N’DJAMENA (Reuters) – Boko Haram militants killed at least 10 Chadian soldiers in an attack on a military unit in Lake Chad province near the Nigerian border on Tuesday, Chad’s government said in a statement.
The unit had been dispatched as a precursor to setting up an army post on the island of Bouka-Toullorom, between the villages of Ngouboua and Kaiga, where Boko Haram has carried out several offensives in recent years.
Militants attacked early on Tuesday morning, killing around 10 men and wounding several others, the statement said.
The Boko Haram insurgency, which erupted in northeast Nigeria in 2009, has killed more than 350,000 people and forced millions to flee their homes.
The group has spread to the swampy Lake Chad zone in the west of the country, where the armies of Chad, Nigeria and Niger have been fighting the Islamist militants for years.

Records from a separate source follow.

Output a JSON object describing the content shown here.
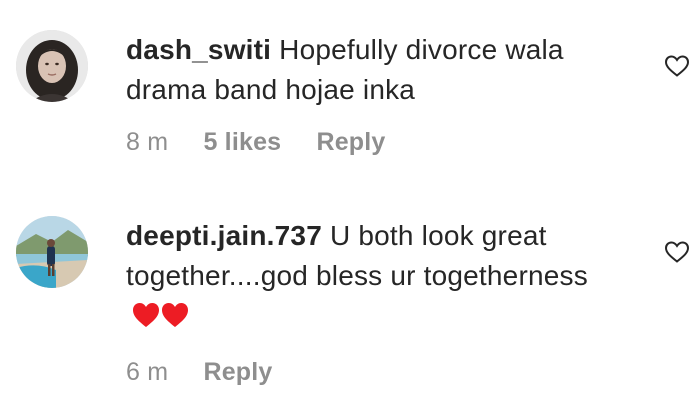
{
  "comments": [
    {
      "username": "dash_switi",
      "text": "Hopefully divorce wala drama band hojae inka",
      "time": "8 m",
      "likes": "5 likes",
      "reply_label": "Reply",
      "avatar_icon": "profile-photo-woman",
      "like_icon": "heart-outline-icon"
    },
    {
      "username": "deepti.jain.737",
      "text": "U both look great together....god bless ur togetherness",
      "emoji": "❤️❤️",
      "time": "6 m",
      "reply_label": "Reply",
      "avatar_icon": "profile-photo-beach",
      "like_icon": "heart-outline-icon"
    }
  ],
  "colors": {
    "text": "#262626",
    "secondary": "#8e8e8e",
    "heart_red": "#ed1c24"
  }
}
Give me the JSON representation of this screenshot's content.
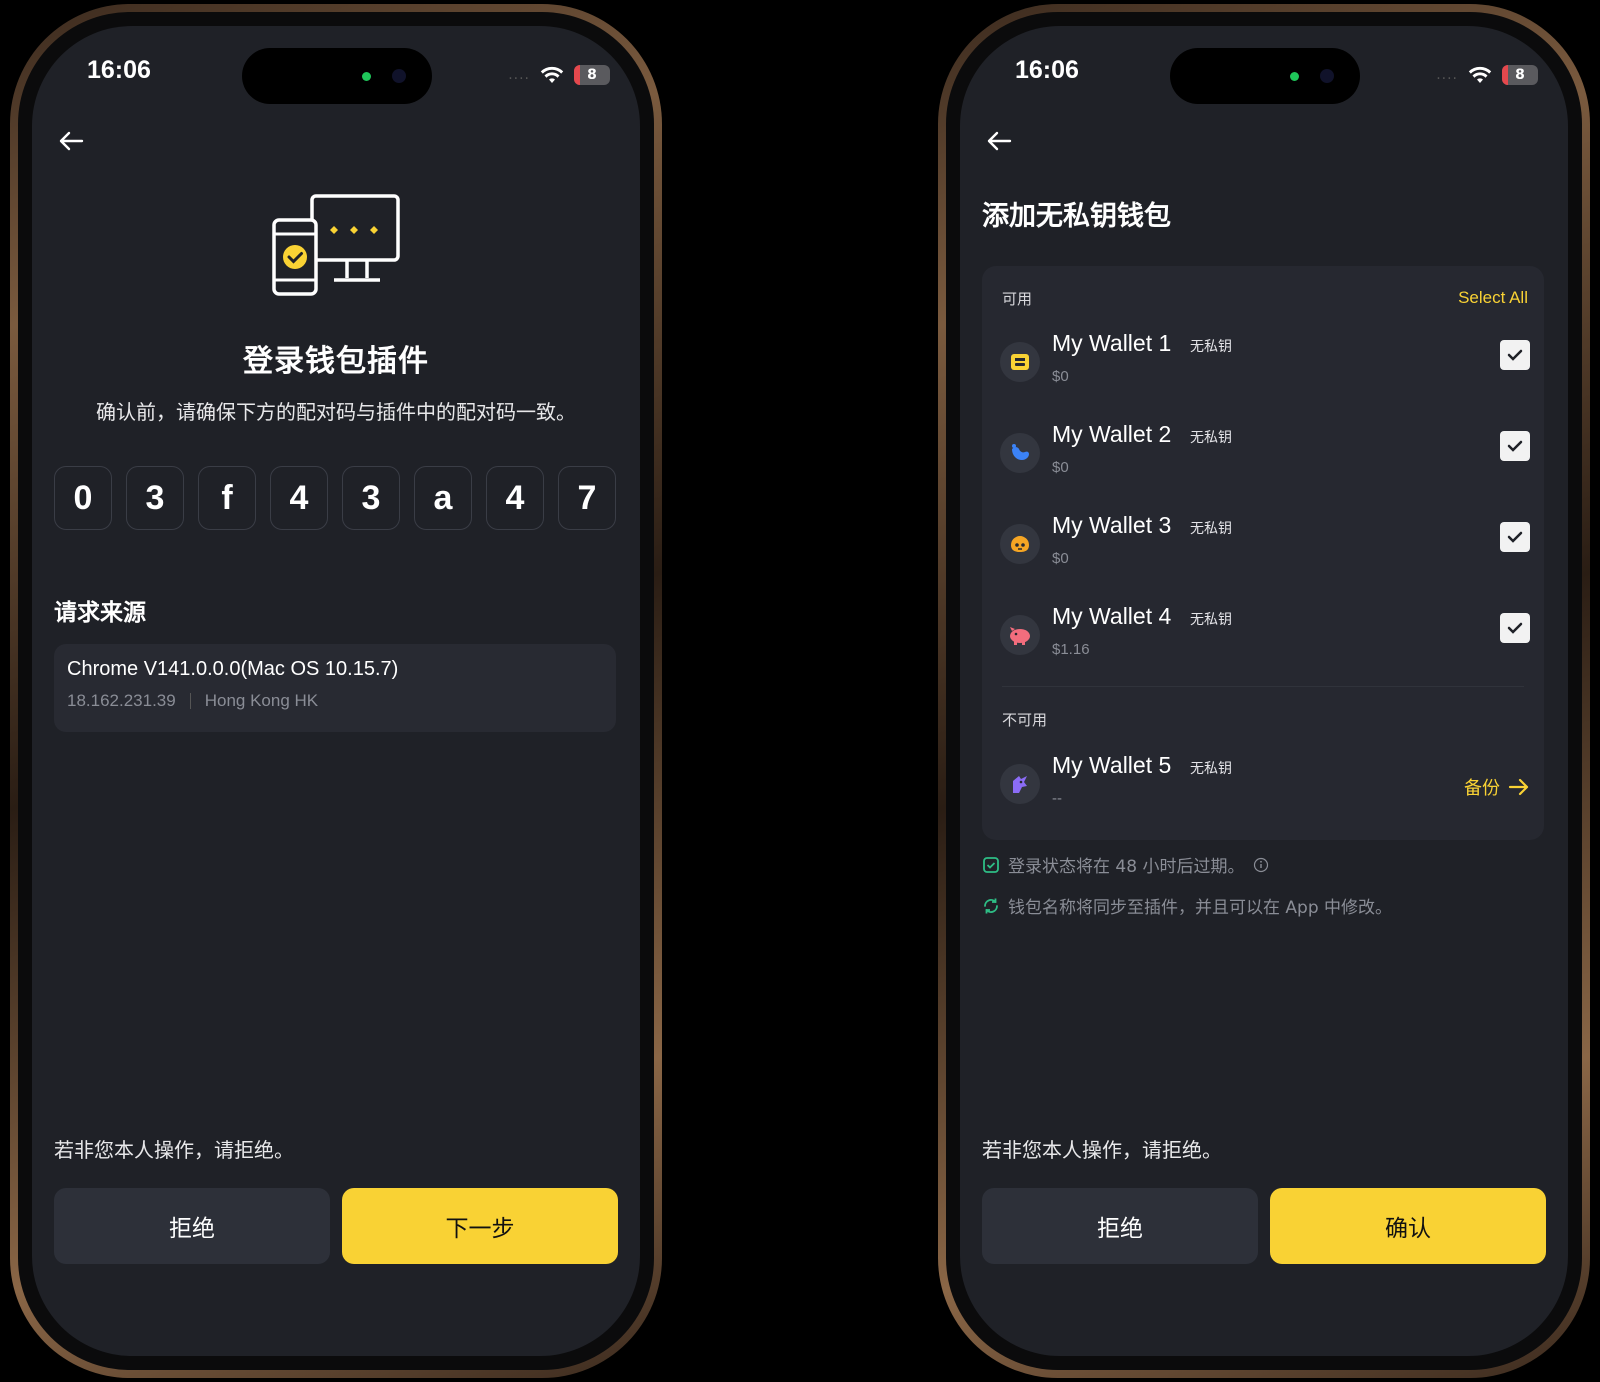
{
  "status_bar": {
    "time": "16:06",
    "battery": "8",
    "signal_dots": "...."
  },
  "left": {
    "title": "登录钱包插件",
    "subtitle": "确认前，请确保下方的配对码与插件中的配对码一致。",
    "pair_code": [
      "0",
      "3",
      "f",
      "4",
      "3",
      "a",
      "4",
      "7"
    ],
    "source_title": "请求来源",
    "source": {
      "browser": "Chrome V141.0.0.0(Mac OS 10.15.7)",
      "ip": "18.162.231.39",
      "location": "Hong Kong HK"
    },
    "warning": "若非您本人操作，请拒绝。",
    "reject_label": "拒绝",
    "next_label": "下一步"
  },
  "right": {
    "title": "添加无私钥钱包",
    "available_label": "可用",
    "select_all_label": "Select All",
    "wallets": [
      {
        "name": "My Wallet 1",
        "tag": "无私钥",
        "balance": "$0",
        "checked": true,
        "icon": "yellow-wallet-icon"
      },
      {
        "name": "My Wallet 2",
        "tag": "无私钥",
        "balance": "$0",
        "checked": true,
        "icon": "blue-whale-icon"
      },
      {
        "name": "My Wallet 3",
        "tag": "无私钥",
        "balance": "$0",
        "checked": true,
        "icon": "orange-face-icon"
      },
      {
        "name": "My Wallet 4",
        "tag": "无私钥",
        "balance": "$1.16",
        "checked": true,
        "icon": "pink-pig-icon"
      }
    ],
    "unavailable_label": "不可用",
    "unavailable_wallets": [
      {
        "name": "My Wallet 5",
        "tag": "无私钥",
        "balance": "--",
        "icon": "purple-unicorn-icon"
      }
    ],
    "backup_label": "备份",
    "notes": [
      {
        "text": "登录状态将在 48 小时后过期。",
        "icon": "shield-check-icon"
      },
      {
        "text": "钱包名称将同步至插件，并且可以在 App 中修改。",
        "icon": "sync-icon"
      }
    ],
    "warning": "若非您本人操作，请拒绝。",
    "reject_label": "拒绝",
    "confirm_label": "确认"
  },
  "colors": {
    "accent": "#f9d234",
    "screen_bg": "#1f2127",
    "card_bg": "#262830",
    "note_green": "#2ebd85"
  }
}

Despite efforts to push them back, Boko Haram militants killed 92 Chadian soldiers and wounded 47 more in March 2020.
Chad’s transitional government has vowed to more than double the size of its army by the end of 2022 to deal with security challenges, including threats from Islamist militants linked to al Qaeda and the Islamic State.
The vast Central African country’s army is also fighting armed rebels along its northern border with Libya.
The transitional military government was formed after President Idriss Deby was killed while visiting troops battling Libya-based rebels in April 2021.
His son Mahamat Idriss Deby seized power after his father’s death.